I have this V6.16b register : 0a,0b,0c,0d,0e,0f,07,08,0a,0b,0c,0d,0e,0f,07,08
and the goal is : ab,cd,ef,78,ab,cd,ef,78
I did it like this :
movi v7.8h, 0x04 // 04,00,04,00,04,00,04,00,04,00,04,00,04,00,04,00
ushl v6.16b, v6.16b, v7.16b // a0,0b,c0,0d,e0,0f,70,08,a0,0b,c0,0d,e0,0f,70,08
movi v8.8h, 0xf8 // f8,00,f8,00,f8,00,f8,00,f8,00,f8,00,f8,00,f8,00
ushl v10.8h, v6.8h, v8.8h // 0b,00,0d,00,0f,00,08,00,0b,00,0d,00,0f,00,08,00
orr v10.16b, v10.16b, v6.16b // ab,0b,cd,0d,ef,0f,78,08,ab,0b,cd,0d,ef,0f,78,08
mov v10.b[1], v10.b[2]
mov v10.b[2], v10.b[4]
mov v10.b[3], v10.b[6]
mov v10.b[4], v10.b[8]
mov v10.b[5], v10.b[10]
mov v10.b[6], v10.b[12]
mov v10.b[7], v10.b[14] // ab,cd,ef,78,ab,cd,ef,78,ab,0b,cd,0d,ef,0f,78,08
It works, but is there a way to do it with fewer instructions? (in particular the mov)
So you have zero-extended nibbles unpacked in big-endian order to pack into bytes?
Like for strtol for hex -> integer, after some initial processing to map ASCII hex digits to the integer digits they represent.
For your original setup where you want to pack bytes from the even positions, UZP1, but you can optimize the shift/orr step as well.
Instead of the first block of 2x ushl + orr, maybe shl v10.8h, v6.8h, #12 / orr to get the bytes you want in the odd elements, garbage (unmodified) in the even elements. (Counting from 0, the 0a element since I think you're writing your vectors in least-significant-first order where wider left shifts move data to the right across byte boundaries). Or better, sli v6.8h, v6.8h, #12 (Shift-Left and Insert, where bits keep their original values in the positions where the left shift created zeros.)
For the packing step, UZP2 should work to take the odd-numbered vector elements (starting with 1) and pack them down into the low 8 bytes. (Repeated in the high 8 bytes if you use the same vector as both source operands.)
// produces the same result as all your code
// in the bottom 8 bytes of v10
sli v6.8h, v6.8h, #12 //a0,ab,c0,cd,e0,ef,70,78, a0,ab,c0,cd,e0,0f,70,78
uzp2 v10.16b, v6.16b, v6.16b //ab,cd,ef,78,ab,cd,0f,78, ab,cd,ef,78,ab,cd,0f,78
// rev64 v10.8b, v10.8b // if you want a uint64_t in proper order
(I notice you have an e0 byte. (0xe0 as u16) << 12 shifts out the bit to become 0, if that wasn't a typo for 0x0e)
This leaves your data in big-endian byte order if that was the order across pairs of nibbles. You might need a byte-shuffle tbl instead or uzp2 to reverse the order into a uint64_t while packing. Or if you're only doing this for one number at a time (so loading a shuffle-control constant would take another instruction that can't be hoisted out of a loop) perhaps rev64 v10.8b, v10.8b after uzp2. Or rev64 with v10.16b to do two u64 integers in two halves of the vector.
For packing pairs of bytes, shift-right and accumulate usra by #4 can also do that in one instruction (shift and accumulate), since ORR, ADD, and insert are equivalent when the set bits don't overlap.

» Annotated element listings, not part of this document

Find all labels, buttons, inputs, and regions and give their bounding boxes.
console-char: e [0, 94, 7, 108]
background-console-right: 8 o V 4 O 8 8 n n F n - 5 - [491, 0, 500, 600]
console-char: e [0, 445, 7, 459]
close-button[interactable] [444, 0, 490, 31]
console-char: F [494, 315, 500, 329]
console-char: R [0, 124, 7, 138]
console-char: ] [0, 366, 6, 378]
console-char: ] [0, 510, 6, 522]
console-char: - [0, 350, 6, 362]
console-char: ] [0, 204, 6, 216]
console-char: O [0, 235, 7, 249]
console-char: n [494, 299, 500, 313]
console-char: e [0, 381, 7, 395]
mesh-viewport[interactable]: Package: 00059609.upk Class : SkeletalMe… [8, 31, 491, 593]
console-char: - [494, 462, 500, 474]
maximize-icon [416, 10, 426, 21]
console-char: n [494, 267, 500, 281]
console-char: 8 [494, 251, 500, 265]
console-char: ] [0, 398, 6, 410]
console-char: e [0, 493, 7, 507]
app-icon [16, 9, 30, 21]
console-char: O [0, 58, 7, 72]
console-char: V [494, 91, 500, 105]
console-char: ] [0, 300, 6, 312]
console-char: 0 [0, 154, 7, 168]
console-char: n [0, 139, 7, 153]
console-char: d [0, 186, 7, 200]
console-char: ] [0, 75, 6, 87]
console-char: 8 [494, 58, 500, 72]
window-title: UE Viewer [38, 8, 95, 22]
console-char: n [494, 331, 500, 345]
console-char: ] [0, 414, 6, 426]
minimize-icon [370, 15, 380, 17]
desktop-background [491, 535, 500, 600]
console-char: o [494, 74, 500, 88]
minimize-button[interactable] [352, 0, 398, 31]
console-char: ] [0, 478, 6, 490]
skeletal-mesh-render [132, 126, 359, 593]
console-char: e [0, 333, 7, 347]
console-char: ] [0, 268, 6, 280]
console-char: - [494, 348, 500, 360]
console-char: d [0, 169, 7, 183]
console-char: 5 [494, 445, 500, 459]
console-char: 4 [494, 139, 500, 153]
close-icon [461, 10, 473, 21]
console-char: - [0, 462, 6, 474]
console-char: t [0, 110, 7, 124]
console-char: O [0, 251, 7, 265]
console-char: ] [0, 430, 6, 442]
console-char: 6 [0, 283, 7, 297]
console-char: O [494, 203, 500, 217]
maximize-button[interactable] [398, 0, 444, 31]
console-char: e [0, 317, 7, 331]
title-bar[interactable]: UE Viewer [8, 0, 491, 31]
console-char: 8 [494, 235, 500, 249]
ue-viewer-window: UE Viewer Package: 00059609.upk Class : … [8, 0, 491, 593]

But it would give you 0xba not 0xab, shifting the second byte down to become the high half of a u8. rev16 + usra would work, but shl + orr is also 2 instructions and probably cheaper, probably running on more execution units on at least some CPUs. And sli is even better, thanks @fuz.
There is no usla. A multiply-accumulate could be used with a power-of-2 multiplier, but might be slower on some CPUs than shl + orr and would require a vector constant. And certainly worse than sli.